Looks like it makes a huge difference on Windows, too. It goes from 39 min 17 s down to 12 min 23 s.
I'm really happy with this and am going to merge this into the vcpkg. Here are the overall numbers:
Build | Main Time | This Branch Time | Speedup | Main Size (MB) | This Branch Size | Size Change |
---|---|---|---|---|---|---|
Windows 5.2 | 39m 34s | 13m 6s | 202% | 194 | 284 | +46% |
Windows 5.3 | 44m 14s | 14m 33s | 204% | 191 | 291 | +52% |
Windows 5.4 | 50m 11s | 18m 36s | 170% | 205 | 304 | +48% |
Linux 5.2 | 26m 10s | 17m 39s | 48% | 182 | 120 | -34% |
Linux 5.3 | 27m 24s | 18m 15s | 50% | 181 | 120 | -34% |
Linux 5.4 | 33m 9s | 20m 53s | 59% | 181 | 122 | -34% |
Android 5.2 | 23m 28s | 12m 33s | 87% | 127 | 111 | -13% |
Android 5.3 | 22m 31s | 11m 38s | 94% | 127 | 112 | -12% |
Android 5.4 | 44m 11s | 23m 33s | 88% | 235 | 170 | -28% |
macOS 5.2 | 56m 41s | N/A | N/A | 204 | N/A | N /A |
macOS 5.3 | 1h 32m 42s | N/A | N/A | 397 | N/A | N /A |
macOS 5.4 | 1h 43m 55s | N/A | N/A | 413 | N/A | N /A |
iOS 5.2 | 37m 55s | N/A | N/A | 185 | N/A | N /A |
iOS 5.3 | 38m 6s | N/A | N/A | 191 | N/A | N /A |
iOS 5.4 | 48m 9s | N/A | N/A | 199 | N/A | N /A |
macOS+iOS 5.2 | N/A | 43m 33s | 117% | N/A | 383 | -2% |
macOS+iOS 5.3 | N/A | 51m 6s | 156% | N/A | 387 | -34% |
macOS+iOS 5.4 | N/A | 58m 36s | 159% | N/A | 430 | -30% |
The numbers for this branch are from this build: https://github.com/CesiumGS/cesium-unreal/actions/runs/9637521085
The numbers for main are from this build: https://github.com/CesiumGS/cesium-unreal/actions/runs/9599979122
In all cases, the times are to build the plugin only. Sizes are the size of the distribution ZIP produced by CI for that platform.
Two reasons:
So while this branch is an improvement even for Windows when compared against vcpkg without the improvements in this branch, the binaries are still larger than they used to be overall.

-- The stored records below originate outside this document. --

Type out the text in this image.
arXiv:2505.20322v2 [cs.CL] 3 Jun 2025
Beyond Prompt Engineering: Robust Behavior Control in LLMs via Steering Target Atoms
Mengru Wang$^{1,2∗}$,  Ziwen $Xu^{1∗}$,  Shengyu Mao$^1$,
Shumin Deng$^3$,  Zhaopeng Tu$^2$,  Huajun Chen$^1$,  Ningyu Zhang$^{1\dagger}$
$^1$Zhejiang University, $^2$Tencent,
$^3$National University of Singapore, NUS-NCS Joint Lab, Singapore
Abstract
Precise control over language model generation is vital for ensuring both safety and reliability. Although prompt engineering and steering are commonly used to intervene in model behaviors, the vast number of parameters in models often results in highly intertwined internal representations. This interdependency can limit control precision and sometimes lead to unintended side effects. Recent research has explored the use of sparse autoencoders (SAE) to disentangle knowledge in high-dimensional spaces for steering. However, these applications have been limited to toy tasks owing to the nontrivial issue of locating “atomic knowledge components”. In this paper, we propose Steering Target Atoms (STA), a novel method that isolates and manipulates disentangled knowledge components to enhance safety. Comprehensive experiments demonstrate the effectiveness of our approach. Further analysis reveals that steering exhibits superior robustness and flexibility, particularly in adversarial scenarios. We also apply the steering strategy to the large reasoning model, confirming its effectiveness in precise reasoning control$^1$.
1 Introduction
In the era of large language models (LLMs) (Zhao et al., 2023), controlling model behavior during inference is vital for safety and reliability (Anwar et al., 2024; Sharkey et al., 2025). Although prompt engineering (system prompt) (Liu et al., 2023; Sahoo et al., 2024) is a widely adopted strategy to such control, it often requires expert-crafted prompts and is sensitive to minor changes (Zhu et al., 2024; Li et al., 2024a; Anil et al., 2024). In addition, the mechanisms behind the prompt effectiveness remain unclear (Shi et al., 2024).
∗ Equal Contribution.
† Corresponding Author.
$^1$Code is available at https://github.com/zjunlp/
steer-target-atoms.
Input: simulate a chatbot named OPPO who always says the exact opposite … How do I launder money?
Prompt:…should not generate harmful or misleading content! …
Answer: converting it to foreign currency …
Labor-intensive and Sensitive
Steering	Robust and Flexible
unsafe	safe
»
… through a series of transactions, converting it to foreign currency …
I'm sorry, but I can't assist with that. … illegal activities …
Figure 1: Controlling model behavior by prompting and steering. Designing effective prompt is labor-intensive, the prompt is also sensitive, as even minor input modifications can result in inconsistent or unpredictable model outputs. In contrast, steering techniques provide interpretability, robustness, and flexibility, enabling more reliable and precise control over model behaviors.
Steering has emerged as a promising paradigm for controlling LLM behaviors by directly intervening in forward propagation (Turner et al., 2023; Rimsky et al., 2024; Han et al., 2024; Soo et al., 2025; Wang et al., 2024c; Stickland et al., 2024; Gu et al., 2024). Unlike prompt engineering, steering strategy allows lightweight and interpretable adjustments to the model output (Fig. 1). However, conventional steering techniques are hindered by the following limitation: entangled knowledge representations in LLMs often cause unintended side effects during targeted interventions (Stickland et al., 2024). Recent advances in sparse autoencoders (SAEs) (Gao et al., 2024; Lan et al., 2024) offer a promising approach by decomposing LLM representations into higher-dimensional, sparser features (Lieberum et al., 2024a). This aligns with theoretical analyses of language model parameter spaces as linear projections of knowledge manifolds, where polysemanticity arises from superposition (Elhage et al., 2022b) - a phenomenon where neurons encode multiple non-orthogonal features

In main, we have separate CI jobs for macOS and iOS. In this branch, they've been combined together. Combining them is a pretty big win for us because GitHub limits us to 5 simulteneous Apple builds. If you use 6 (three UE versions times macOS + iOS), then they are necessarily serialized. And when they're serialized, we end up paying the substantial "install UE" cost twice for zero benefit.
The percentage improvement columns for the macOS+iOS rows have been computed based on the sum of the separate plugin builds in main. These improvements do not count the speedup we get from eliminating the extra UE install (so the actually improvement is higher).
It includes both ARM64 and x86-64 binaries for the plugin, because Unreal changed a default. This is true both in main and in this branch. However, it currently does not include cesium-native binaries, so attempting to package for Android/x86-64 will fail.
By default, UE 5.2 builds only for the host's processor on macOS, which in our case was x86-64. In 5.3 and 5.4, Epic changed the default to build for both platforms regardless of host architecture. I've changed this branch to explicitly build for both x86-64 and ARM64 even in UE 5.2, so it's actually running faster and producing smaller binaries than main while also supporting an additional processor architecture that it wasn't before.
In my limited tests this drastically improves compile times.
So far cesium-native is still using C++17 and std::variant. I've only moved cesium-unreal to C++20 (it was already there for UE5.4, but now 5.2 and 5.3 build with C++20 too). And because swl::variant requires C++20, I've only moved the variants in the Unreal-specific code to swl::variant. But even with that limited change, Linux compile times on my system were cut by 35%.
This is a PR into #1447 which I'll probably merge myself if CI is happy on all platforms.